M&M has been family-owned and operated by the Malatches family since 1979, and the address on Main Street East in Galt is the same one the restaurant has occupied since the beginning. Before that, the storefront ran as Regal Donuts — a diner-rooted lineage the business still talks about openly, and one that helps explain why a bar-and-grill menu sits comfortably next to a serious breakfast list. Local reporting names Kelly Malatches as co-owner and traces a customer-facing thread through the years, including a stretch when the restaurant ran a produce-package side line to keep neighbours fed during a tighter season. The family side is not background colour. It is most of what separates M&M from a chain pub at the same intersection.

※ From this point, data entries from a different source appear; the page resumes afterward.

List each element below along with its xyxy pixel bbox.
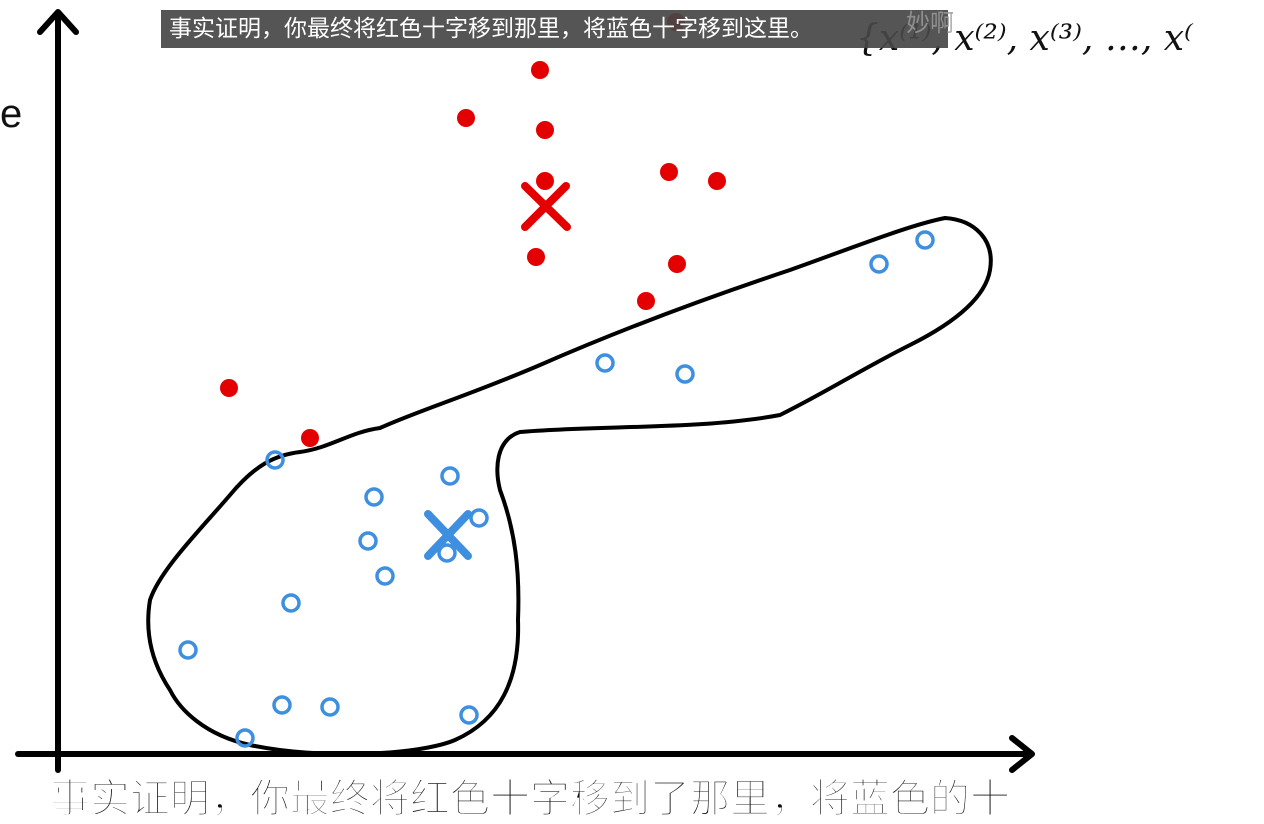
red-point bbox=[660, 163, 678, 181]
danmaku-comment: 妙啊 bbox=[906, 9, 954, 37]
red-point bbox=[457, 109, 475, 127]
red-point bbox=[536, 172, 554, 190]
blue-point bbox=[375, 566, 395, 586]
blue-point bbox=[915, 230, 935, 250]
blue-point bbox=[595, 353, 615, 373]
blue-point bbox=[364, 487, 384, 507]
blue-point bbox=[265, 450, 285, 470]
red-point bbox=[527, 248, 545, 266]
blue-point bbox=[440, 466, 460, 486]
kmeans-plot bbox=[15, 9, 1035, 773]
y-axis-arrow-icon bbox=[37, 9, 79, 35]
video-frame: e {x⁽¹⁾, x⁽²⁾, x⁽³⁾, …, x⁽ 事实证明，你最终将红色十字… bbox=[0, 9, 1193, 823]
red-point bbox=[301, 429, 319, 447]
blue-point bbox=[675, 364, 695, 384]
blue-point bbox=[358, 531, 378, 551]
red-point bbox=[220, 379, 238, 397]
blue-points bbox=[178, 230, 935, 748]
cluster-boundary bbox=[146, 216, 993, 757]
blue-point bbox=[459, 705, 479, 725]
blue-point bbox=[272, 695, 292, 715]
red-point bbox=[531, 61, 549, 79]
red-point bbox=[637, 292, 655, 310]
red-points bbox=[220, 13, 726, 447]
red-centroid-cross bbox=[521, 182, 571, 231]
blue-point bbox=[469, 508, 489, 528]
blue-point bbox=[178, 640, 198, 660]
blue-point bbox=[281, 593, 301, 613]
red-point bbox=[536, 121, 554, 139]
subtitle-overlay: 事实证明，你最终将红色十字移到那里，将蓝色十字移到这里。 bbox=[161, 10, 948, 48]
blue-point bbox=[235, 728, 255, 748]
blue-point bbox=[437, 543, 457, 563]
subtitle-bottom: 事实证明，你最终将红色十字移到了那里，将蓝色的十 bbox=[50, 776, 1011, 823]
blue-point bbox=[869, 254, 889, 274]
x-axis-arrow-icon bbox=[1009, 735, 1035, 773]
blue-centroid-cross bbox=[424, 510, 472, 560]
blue-point bbox=[320, 697, 340, 717]
axis-letter: e bbox=[0, 92, 23, 136]
red-point bbox=[668, 255, 686, 273]
red-point bbox=[708, 172, 726, 190]
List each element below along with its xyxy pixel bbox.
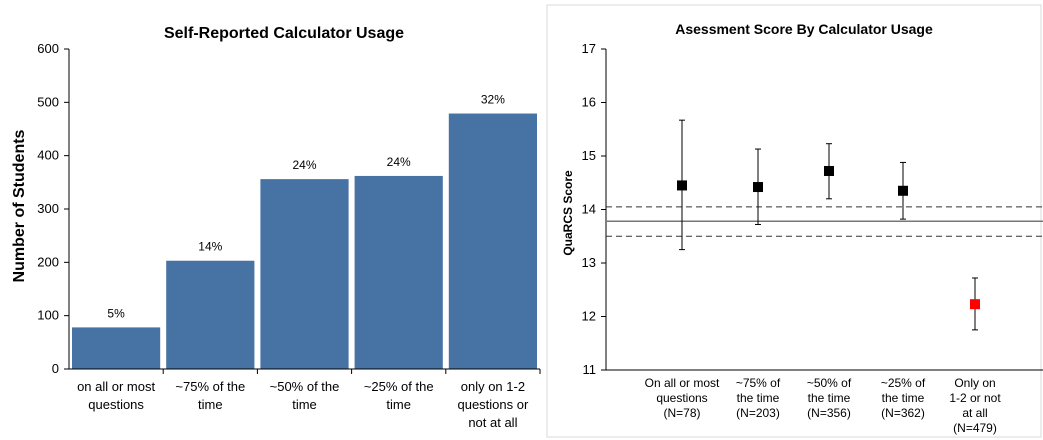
chart1-bar: [354, 175, 443, 369]
chart1-ytick-label: 0: [52, 361, 59, 376]
chart1-category-label: questions: [88, 397, 144, 412]
chart1-ylabel: Number of Students: [11, 129, 28, 282]
chart1-data-label: 14%: [198, 240, 222, 254]
chart1-data-label: 24%: [387, 155, 411, 169]
chart1-bar: [260, 179, 349, 369]
chart1-category-label: ~25% of the: [364, 379, 434, 394]
chart1-category-label: ~75% of the: [175, 379, 245, 394]
chart1-ytick-label: 600: [37, 41, 59, 56]
chart1-category-label: only on 1-2: [461, 379, 525, 394]
chart1-title: Self-Reported Calculator Usage: [164, 25, 404, 42]
chart1-bar: [448, 113, 537, 370]
chart1-ytick-label: 400: [37, 148, 59, 163]
chart1-data-label: 5%: [107, 306, 125, 320]
chart1-category-label: time: [198, 397, 223, 412]
chart1-category-label: ~50% of the: [270, 379, 340, 394]
chart1-ytick-label: 500: [37, 94, 59, 109]
chart1-category-label: on all or most: [77, 379, 155, 394]
chart1-category-label: time: [386, 397, 411, 412]
chart1-data-label: 24%: [292, 158, 316, 172]
chart1-category-label: questions or: [457, 397, 528, 412]
chart1-category-label: time: [292, 397, 317, 412]
chart1-ytick-label: 300: [37, 201, 59, 216]
chart1-bar: [72, 327, 161, 369]
chart1-data-label: 32%: [481, 93, 505, 107]
chart1-category-label: not at all: [468, 415, 517, 430]
chart1-ytick-label: 100: [37, 308, 59, 323]
chart1-ytick-label: 200: [37, 254, 59, 269]
chart1-bar: [166, 260, 255, 369]
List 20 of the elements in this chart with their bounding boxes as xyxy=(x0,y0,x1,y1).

The Galt corner of Cambridge is not a destination dining district, and M&M is not behaving like one. It is the address a table reaches for when the question is what to eat tonight, and the answer needs to be familiar, fairly priced, and on the table without much delay. The week's calendar carries the rest. Burgers Monday, wings Thursday, fish Friday, breakfast every morning at eight.